La polémique autour des propos d’Arno Klarsfeld, qui a évoqué des «grandes rafles» pour arrêter des étrangers en situation irrégulière sur le plateau de CNews, a déclenché une vive série de réactions politiques et une attention accrue des régulateurs. Le débat a aussi relancé les questions liées à l’immigration et à l’histoire récente de la France, alors que le climat politique est déjà tendu. Plusieurs responsables ont pris la parole pour clarifier les limites de tels propos et rappeler les cadres juridiques en vigueur.

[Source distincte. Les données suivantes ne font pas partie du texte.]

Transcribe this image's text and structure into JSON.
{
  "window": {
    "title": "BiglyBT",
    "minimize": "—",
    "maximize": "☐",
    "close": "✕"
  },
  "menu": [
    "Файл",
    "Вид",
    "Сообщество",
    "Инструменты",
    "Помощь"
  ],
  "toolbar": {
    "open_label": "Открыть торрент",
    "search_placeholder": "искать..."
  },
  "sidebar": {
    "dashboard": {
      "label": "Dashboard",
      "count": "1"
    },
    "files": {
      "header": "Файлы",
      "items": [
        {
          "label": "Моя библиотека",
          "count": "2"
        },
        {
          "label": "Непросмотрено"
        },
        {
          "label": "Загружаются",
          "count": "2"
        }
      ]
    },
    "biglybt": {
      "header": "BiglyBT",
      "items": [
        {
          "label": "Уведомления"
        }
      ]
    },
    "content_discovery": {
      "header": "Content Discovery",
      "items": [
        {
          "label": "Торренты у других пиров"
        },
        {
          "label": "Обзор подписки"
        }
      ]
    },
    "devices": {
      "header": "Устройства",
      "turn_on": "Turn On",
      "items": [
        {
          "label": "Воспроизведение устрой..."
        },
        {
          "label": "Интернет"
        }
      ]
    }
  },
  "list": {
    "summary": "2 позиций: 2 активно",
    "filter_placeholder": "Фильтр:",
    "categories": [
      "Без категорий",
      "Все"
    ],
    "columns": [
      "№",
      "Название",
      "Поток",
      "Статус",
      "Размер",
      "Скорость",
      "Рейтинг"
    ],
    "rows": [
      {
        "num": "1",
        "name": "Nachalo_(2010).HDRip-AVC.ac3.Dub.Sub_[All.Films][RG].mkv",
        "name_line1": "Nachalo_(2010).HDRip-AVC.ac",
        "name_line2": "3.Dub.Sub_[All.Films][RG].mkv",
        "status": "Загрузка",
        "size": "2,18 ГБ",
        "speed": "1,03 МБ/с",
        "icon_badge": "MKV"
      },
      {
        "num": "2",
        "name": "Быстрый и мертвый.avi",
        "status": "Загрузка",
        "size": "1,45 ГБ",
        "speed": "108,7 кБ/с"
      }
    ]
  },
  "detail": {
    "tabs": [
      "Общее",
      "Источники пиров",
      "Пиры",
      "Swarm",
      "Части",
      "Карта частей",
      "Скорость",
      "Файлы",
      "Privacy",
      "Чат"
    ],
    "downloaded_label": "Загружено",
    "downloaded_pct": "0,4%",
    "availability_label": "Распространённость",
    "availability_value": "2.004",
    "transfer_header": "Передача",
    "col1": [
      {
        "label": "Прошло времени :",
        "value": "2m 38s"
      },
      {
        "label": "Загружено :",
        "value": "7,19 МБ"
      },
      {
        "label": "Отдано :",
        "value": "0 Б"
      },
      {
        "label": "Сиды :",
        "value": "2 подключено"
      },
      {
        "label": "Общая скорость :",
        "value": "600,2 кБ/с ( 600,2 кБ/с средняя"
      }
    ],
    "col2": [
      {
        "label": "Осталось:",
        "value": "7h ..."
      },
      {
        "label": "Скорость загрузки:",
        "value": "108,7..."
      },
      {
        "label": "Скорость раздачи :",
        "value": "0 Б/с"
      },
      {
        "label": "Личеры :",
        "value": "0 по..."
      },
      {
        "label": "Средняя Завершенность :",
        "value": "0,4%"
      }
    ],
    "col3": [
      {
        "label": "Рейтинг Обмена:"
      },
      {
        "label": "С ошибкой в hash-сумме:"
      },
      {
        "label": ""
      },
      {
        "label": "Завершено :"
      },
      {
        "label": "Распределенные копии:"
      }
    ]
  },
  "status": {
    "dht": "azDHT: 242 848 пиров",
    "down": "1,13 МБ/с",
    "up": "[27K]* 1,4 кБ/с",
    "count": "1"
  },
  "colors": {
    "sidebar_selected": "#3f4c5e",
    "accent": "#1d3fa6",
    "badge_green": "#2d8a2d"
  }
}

Propos controversés et réactions politiques
Le propos a été prononcé sur le plateau de CNews et évoquait le lancement de «grandes rafles» en France pour arrêter des étrangers en situation irrégulière, dans le cadre d’un débat lié au viol d’une femme de 90 ans à Nice.

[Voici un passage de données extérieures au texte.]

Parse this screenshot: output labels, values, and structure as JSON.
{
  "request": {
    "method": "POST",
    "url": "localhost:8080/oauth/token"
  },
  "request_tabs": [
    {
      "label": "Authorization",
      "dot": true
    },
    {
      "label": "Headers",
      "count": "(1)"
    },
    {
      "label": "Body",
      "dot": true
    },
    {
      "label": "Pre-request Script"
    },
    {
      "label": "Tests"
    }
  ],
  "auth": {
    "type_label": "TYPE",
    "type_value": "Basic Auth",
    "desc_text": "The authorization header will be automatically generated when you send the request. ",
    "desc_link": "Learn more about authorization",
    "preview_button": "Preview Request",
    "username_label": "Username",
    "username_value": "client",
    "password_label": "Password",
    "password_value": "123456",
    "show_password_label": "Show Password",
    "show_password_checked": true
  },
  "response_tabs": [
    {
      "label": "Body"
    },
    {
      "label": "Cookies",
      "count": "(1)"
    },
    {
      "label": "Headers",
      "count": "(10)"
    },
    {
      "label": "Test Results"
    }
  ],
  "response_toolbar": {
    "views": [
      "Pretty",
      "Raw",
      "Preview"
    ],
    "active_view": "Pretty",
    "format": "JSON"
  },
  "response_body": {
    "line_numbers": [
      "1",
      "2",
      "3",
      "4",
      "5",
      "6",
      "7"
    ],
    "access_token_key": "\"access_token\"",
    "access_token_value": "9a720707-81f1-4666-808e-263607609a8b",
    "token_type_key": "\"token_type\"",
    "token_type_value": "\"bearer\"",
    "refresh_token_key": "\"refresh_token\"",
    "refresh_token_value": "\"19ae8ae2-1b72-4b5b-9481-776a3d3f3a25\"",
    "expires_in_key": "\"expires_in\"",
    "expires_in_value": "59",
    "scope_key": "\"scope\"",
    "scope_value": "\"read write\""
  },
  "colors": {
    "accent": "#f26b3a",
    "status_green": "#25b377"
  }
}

«C’est compliqué de se débarrasser de tous les asociaux qui sont OQTF» (sous obligation de quitter le territoire français), a-t-il dit. «Regardez ce que fait Trump aux États-Unis, il le fait, c’est-à-dire il a décidé une politique, une politique dure d’envoyer des forces qui sont dures aussi et qui commettent parfois des erreurs», a-t-il poursuivi.
«Si on veut se débarrasser des OQTF, il faut organiser comme fait Trump avec l’ICE (la police de l’immigration, ndlr) des sortes de grandes rafles un peu partout, mais en organisant des grandes rafles, c’est-à-dire en essayant d’attraper le plus d’étrangers en situation irrégulière, on commet aussi des injustices».
Réactions et suites institutionnelles
Face aux critiques, Olivier Faure, premier secrétaire du Parti socialiste, a exprimé son incrédulité et a demandé des clarifications: «Dites-moi que c’est un fake, dites-moi que ce n’est pas possible», puis a annoncé qu’il saisirait la procureure de la République, comme l’ont déjà indiqué des députés de la France insoumise tels que Thomas Portes, qui a annoncé une démarche auprès de l’Arcom.
La loi du 24 juillet 1881 est citée par les responsables concernés pour condamner la provocation à la discrimination et à la haine, ainsi que l’apologie du crime, tandis que certains insoumis annoncent des actions auprès des autorités.
«État de folie» a lancé Mathilde Panot, cheffe des députés Insoumis, en questionnant la direction du pays face à de tels propos et en appelant à une réflexion sur les bornes du langage politique.
Arno Klarsfeld a tenté en début de soirée de se défendre sur X: «Sur le mot “rafle”, il suffit de se rapporter au dictionnaire, et ce n’est pas la même chose d’arrêter des étrangers qui ont commis des crimes et de les renvoyer éventuellement chez eux que de s’emparer d’enfants juifs et de les envoyer à Auschwitz où ils seront gazés».
Arno Klarsfeld, juriste de 60 ans, est le fils du couple Klarsfeld qui lutta contre l’impunité des anciens nazis et créa une association pour défendre les Fils et Filles de déportés juifs de France. En France, les persécutions et les déportations des Juifs pendant la Seconde Guerre mondiale ont été marquées par la Rafle du Vel d’Hiv en juillet 1942, lorsque plus de 13 000 personnes furent arrêtées.